Now, there’s a fair chance that you use less than a terabyte of data per month, and this change doesn’t affect your life — yet. The thing is, if the historical trend continues (and every shred of data suggests that it will!), average household data use will continue to skyrocket. Data traffic across the internet increased by a truly staggering 56,277% — yes, you read that right — between 2000 and 2014. Average data use went from 9GB per month in 2009 to an estimated 190 gigabytes per household last year. Depending on what estimate you use, that means that average household consumption should go way past 1TB per month — Cox’s threshold — by the end of the decade.
Cox’s cap might seem reasonable now, but there’s almost zero chance that the cap will increase in line with data usage. The end game here is to transition home internet users off unlimited plans, and onto a metered system, as users will increasingly start running into a data cap that was previously seen as ridiculously generous. And, because the cap has been there for years without you noticing, there’s no sudden shock.
Cox isn’t alone in doing this. Home broadband caps have spread like norovirus on a cruise ship, going from a rarity to the norm over the last two years. No-one can complain, because most people don’t have a choice. Nearly 80 percent of Americans have only one (or no!) choice for high-speed broadband, so you basically have to shut up and do what you’re told.
Sound like the kind of anti-competitive, growth-threatening problem that the government should solve? I have some bad news for you. The Federal Communications Commission, led by former Verizon lawyer Ajit Pai, is actively working to make things easier for monopolistic internet providers. Since taking control in January, Pai has moved to undo rules that protected net neutrality and enabled the FCC to regulate internet providers; suggested that the definition of high-speed broadband should actually be made slower; and moved to stack his advisory committee with reps from the same companies he’s supposed to be regulating.

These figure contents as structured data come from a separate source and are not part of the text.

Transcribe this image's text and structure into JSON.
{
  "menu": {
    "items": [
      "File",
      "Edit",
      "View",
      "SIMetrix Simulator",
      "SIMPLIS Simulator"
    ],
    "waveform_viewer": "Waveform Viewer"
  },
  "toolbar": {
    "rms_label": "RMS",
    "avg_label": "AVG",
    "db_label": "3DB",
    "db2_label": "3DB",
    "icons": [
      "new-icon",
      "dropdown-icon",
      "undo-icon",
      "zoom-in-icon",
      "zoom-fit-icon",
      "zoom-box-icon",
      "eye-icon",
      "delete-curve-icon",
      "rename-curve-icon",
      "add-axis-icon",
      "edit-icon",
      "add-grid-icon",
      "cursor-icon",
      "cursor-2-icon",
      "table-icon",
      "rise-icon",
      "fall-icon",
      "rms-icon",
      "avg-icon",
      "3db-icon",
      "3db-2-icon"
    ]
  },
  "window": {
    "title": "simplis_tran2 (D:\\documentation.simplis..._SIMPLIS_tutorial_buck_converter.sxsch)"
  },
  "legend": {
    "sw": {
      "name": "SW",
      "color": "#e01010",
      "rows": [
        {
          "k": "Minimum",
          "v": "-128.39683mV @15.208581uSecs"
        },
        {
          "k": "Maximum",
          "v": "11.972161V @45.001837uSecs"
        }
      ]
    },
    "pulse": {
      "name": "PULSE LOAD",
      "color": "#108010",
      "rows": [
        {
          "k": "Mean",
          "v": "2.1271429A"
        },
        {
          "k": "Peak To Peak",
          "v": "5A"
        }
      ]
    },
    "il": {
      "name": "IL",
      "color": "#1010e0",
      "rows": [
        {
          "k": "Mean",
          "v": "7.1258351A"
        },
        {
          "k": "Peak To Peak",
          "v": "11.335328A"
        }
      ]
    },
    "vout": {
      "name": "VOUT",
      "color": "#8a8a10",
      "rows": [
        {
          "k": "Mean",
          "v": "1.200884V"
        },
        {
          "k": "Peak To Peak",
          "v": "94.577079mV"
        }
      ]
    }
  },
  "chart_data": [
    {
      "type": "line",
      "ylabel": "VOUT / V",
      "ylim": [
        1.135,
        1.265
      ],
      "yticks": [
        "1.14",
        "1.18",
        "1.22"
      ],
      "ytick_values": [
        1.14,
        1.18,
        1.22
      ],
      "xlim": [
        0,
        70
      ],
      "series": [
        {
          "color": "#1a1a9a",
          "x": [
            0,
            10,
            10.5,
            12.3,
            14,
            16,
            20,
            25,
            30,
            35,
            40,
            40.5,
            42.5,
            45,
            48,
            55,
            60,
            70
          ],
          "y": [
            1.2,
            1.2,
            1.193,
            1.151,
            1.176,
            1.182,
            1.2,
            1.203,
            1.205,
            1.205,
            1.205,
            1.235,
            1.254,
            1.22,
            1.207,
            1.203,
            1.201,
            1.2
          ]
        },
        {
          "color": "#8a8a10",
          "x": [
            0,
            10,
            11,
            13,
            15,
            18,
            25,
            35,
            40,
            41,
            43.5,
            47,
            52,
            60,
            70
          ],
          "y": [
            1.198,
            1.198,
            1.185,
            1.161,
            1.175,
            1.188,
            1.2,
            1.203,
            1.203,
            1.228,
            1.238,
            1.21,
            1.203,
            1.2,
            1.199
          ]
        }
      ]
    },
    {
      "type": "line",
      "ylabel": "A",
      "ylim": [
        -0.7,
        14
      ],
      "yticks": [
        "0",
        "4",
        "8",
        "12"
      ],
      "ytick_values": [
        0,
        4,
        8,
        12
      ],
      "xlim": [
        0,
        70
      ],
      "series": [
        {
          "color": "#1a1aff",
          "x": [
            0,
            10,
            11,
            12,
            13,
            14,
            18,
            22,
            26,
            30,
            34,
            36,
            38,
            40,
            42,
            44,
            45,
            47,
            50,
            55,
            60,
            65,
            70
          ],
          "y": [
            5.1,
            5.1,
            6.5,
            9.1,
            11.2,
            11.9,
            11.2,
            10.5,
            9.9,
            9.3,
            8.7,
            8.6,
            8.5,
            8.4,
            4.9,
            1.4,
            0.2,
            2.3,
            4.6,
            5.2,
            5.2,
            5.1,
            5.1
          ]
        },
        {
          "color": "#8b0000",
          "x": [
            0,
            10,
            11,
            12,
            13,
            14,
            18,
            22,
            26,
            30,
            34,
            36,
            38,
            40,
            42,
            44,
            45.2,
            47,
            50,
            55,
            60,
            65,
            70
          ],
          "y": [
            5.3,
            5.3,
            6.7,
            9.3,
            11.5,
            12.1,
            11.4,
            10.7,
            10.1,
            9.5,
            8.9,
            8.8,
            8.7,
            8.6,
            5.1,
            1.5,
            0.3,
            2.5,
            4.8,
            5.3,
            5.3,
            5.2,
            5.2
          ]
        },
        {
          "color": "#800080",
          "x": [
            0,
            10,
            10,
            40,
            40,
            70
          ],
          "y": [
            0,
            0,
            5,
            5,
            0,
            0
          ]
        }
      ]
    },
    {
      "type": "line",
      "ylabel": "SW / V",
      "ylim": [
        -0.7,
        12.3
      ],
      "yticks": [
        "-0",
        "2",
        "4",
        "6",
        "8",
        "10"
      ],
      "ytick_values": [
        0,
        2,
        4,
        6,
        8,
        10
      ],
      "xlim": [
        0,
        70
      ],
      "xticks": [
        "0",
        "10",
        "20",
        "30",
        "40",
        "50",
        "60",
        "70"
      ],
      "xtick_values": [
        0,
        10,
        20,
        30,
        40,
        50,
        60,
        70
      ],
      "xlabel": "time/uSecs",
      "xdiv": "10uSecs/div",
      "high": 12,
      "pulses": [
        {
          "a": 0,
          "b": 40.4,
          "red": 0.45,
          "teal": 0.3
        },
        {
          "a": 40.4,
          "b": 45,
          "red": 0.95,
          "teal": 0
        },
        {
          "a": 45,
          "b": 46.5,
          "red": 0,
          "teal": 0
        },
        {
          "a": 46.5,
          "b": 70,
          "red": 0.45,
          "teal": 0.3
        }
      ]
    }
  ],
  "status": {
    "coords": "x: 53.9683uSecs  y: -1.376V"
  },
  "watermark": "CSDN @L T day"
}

Our best hope — and it’s saying something that this is the most silvery lining — is for wireless providers like T-Mobile, Sprint, and AT&T — to use the coming 5G technology to start providing home broadband. The cost per GB of wireless data is set to plunge in the coming years, to the point where it may become cheaper than fixed-line internet. Because there are four wireless providers in direct competition with each other — unlike cable, which is a series of regional monopolies — prices should keep going down, to the point where wireless is cheaper than wired. At that point, Cox might have to be awoken from its rent-seeking slumber and start competing.